The paper presents a novel benchmark, GameTraversalBenchmark (GTB), that rigorously tests large language models’ planning abilities using 2D grid maps.
The methodology employs character-based map representations and evaluates performance with metrics like GTB-Score, Mean Generation Errors, and accuracy rates.
Results show GPT-4-Turbo achieving a GTB-Score of 44.97% versus 67.84% for LRMs, highlighting significant challenges and potential for LLM improvement.

Evaluating LLMs with GameTraversalBenchmark

The paper "GameTraversalBenchmark: Evaluating Planning Abilities Of LLMs Through Traversing 2D Game Maps" offers a rigorous investigation into the planning capabilities of LLMs by introducing a novel benchmark named GameTraversalBenchmark (GTB). This research is significant in exploring the potential of LLMs beyond their traditional domain of natural language processing, exploring their ability to navigate and plan within complex environments.

Benchmark Design and Implementation

The GTB is established using a diverse dataset of 2D grid-based game maps. These maps are designed to challenge an LLM's planning faculties by demanding traversal through objectives with minimal steps and generation errors. The approach leverages character-based map representations, presenting a unique evaluation avenue largely absent from the training datasets of current LLMs. This setup ensures that LLMs cannot rely on simple lookups and must engage in planning to determine optimal paths.

Evaluation metrics within GTB are robust, integrating measures such as GTB-Score, Mean Generation Errors (MGE), Mean Path Length (MPL), and accuracy metrics (Top-0, Top-1, and Top-5 Accuracy). These metrics collectively provide a comprehensive understanding of an LLM's efficiency and accuracy in planning tasks.

Baseline and State-of-the-Art Evaluations

The research evaluates a variety of LLMs on the GTB, with GPT-4-Turbo emerging as the leading performer among traditional LLMs yet achieving a GTB-Score of only 44.97%. GPT-4-Turbo garnered higher scores by generating fewer errors and producing shorter paths compared to its counterparts. However, its performance, like others, remains below 50%, underscoring the substantial challenge posed by the benchmark.

The paper also offers preliminary insights into the capabilities of large reasoning models (LRMs) such as o1, which achieved a GTB-Score of 67.84%. Despite surpassing traditional LLMs, the results suggest that current LLMs, even at their best, have significant room for improvement in planning tasks as defined by GTB.

Implications and Future Directions

GTB introduces a promising framework for evaluating LLMs' planning abilities, but it also opens new avenues for future research. There is potential for enhancing LLM performance on GTB through fine-tuning and investigating the generalization capabilities of fine-tuned models on unseen benchmarks.

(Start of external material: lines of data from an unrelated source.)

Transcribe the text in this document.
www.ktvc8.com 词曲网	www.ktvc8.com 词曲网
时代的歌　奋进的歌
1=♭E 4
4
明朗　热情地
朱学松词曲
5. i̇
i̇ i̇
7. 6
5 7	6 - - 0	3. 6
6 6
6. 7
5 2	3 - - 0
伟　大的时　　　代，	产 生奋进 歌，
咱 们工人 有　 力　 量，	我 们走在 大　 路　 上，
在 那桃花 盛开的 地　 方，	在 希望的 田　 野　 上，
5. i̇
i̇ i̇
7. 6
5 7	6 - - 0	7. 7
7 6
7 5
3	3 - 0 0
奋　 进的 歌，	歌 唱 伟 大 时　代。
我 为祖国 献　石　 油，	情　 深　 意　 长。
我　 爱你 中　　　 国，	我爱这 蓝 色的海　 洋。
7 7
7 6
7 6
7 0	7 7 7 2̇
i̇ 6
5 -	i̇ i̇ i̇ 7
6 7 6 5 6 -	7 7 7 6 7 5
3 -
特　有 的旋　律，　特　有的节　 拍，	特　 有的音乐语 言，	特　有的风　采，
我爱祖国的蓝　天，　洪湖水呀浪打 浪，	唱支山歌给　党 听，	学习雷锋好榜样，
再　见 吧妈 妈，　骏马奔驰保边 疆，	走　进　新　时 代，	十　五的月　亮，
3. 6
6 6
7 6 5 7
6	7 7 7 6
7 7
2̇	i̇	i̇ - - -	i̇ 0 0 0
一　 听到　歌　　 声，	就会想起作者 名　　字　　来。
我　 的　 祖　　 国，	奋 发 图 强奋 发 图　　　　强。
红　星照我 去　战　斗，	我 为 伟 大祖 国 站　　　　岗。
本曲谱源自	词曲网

Future iterations of GTB could integrate dynamic elements, such as moving obstacles or enemies, to further challenge the planning faculties of LLMs. Moreover, exploring variable prompts tailored to LLM capacities could yield insights into optimizing their planning efficiency.

The research, while novel and challenging, encourages a larger conversation about the broader applicability of LLM technologies. By rigorously assessing LLMs in non-traditional domains like game traversal, GTB pushes the boundaries of what is currently achievable and sets a high bar for the development of more versatile and capable AI systems.

Conclusion

The GameTraversalBenchmark represents a significant step in evaluating and understanding the planning capabilities of LLMs. By providing a rigorous and diverse testing ground, this benchmark highlights current limitations and facilitates the development of more advanced LLMs, ultimately contributing to the evolution of general AI models. As research continues, exploring these frontiers will undoubtedly reveal new insights and drive innovation in AI planning capabilities.